Артамон Сергеевич рассмеялся по-доброму, поняв наивность и невинность юной барышни и как жестоко негодяй Николя чуть шантажом не вынудил её идти под венец и произнёс:

– Ах, право-с, не обижайтесь, ваша светлость княжна Людмила Борисовна, но до чего же вы-с ещё наивная мадмуазель, прямо, как дитя малое! Вам, сударыня, сколь лет?

– Шестнадцать, через месяц семнадцать исполнится… – протянула Людмила.

– Вот оно и видно-с, ваша светлость, что вы ещё девочка, иначе бы вы не верили такому мастеру лжи, как граф Николя, а приехали в канцелярию и спросили, знает ли там вообще кто-нибудь его фамилию и имя. И вы поняли бы, что, раз он не занимал высоких чинов, является офицером низшего ранга, и уже давно не был в полку, а лишь числится там, то у него не может быть никаких важных связей. И вы-с плохо думаете о русском суде, если считаете, что судью так уж просто подкупить или заставить из дружеских соображений вынести явно несправедливый вердикт! Николя перехитрить, обмануть просто хотел, ни помочь, ни навредить Евгению сейчас он не в состоянии…

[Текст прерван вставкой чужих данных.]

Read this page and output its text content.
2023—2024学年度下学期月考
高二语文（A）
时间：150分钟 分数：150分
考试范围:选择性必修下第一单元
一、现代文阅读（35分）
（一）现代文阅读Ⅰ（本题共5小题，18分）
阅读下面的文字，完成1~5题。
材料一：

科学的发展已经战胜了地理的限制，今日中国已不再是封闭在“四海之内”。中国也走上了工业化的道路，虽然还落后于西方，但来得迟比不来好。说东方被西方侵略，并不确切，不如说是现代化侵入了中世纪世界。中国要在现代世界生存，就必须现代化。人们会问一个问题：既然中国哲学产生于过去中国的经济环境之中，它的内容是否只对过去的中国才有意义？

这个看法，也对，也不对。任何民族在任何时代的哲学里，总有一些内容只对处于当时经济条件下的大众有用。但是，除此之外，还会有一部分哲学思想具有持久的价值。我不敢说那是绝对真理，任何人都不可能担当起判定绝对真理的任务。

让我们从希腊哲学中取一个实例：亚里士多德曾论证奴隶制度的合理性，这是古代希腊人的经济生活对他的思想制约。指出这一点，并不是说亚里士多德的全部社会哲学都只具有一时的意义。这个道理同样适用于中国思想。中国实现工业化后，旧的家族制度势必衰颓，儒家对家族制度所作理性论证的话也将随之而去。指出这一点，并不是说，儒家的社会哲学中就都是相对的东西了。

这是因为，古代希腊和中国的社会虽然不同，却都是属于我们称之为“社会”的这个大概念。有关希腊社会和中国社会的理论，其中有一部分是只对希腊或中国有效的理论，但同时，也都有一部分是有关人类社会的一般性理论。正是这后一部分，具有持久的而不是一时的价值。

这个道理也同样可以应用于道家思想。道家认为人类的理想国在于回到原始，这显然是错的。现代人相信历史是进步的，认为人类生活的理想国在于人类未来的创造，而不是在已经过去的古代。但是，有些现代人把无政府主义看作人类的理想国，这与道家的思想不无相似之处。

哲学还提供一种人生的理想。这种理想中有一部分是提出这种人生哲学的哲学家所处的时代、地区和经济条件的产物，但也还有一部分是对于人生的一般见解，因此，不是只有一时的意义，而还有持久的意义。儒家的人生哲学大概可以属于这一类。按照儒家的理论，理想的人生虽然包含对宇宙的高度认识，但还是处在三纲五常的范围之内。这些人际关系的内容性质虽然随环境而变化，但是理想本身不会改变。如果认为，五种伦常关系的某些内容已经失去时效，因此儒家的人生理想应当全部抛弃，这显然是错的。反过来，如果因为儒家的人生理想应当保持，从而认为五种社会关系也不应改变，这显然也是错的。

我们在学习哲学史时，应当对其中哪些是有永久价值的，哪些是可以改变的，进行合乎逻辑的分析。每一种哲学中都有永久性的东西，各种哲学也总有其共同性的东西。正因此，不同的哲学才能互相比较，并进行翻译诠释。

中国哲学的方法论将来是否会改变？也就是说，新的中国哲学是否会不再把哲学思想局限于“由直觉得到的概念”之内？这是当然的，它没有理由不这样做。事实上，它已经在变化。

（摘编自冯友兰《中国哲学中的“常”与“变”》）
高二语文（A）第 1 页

У Людмилы и Зои Витальевны глаза от изумления совиные стали, а маленькая смуглая княгиня протянула:

– Доченька, ты у меня пророк что ли? Ты как сегодня догадалась, что Николя обманывает?

– Неисповедимы пути Господни! Матушка милая, вот, не поверишь, шутки шутками, а вот Господь спас просто, без всякой почвы пришла такая мысль, что Николя лжёт, не может он повлиять на ход суда… – честно призналась юная красавица любимой маме.

– Но как же сделать так, чтобы венчание не сорвал Николя? – выразила сомнение Зоя Витальевна с грустью в карих глазах.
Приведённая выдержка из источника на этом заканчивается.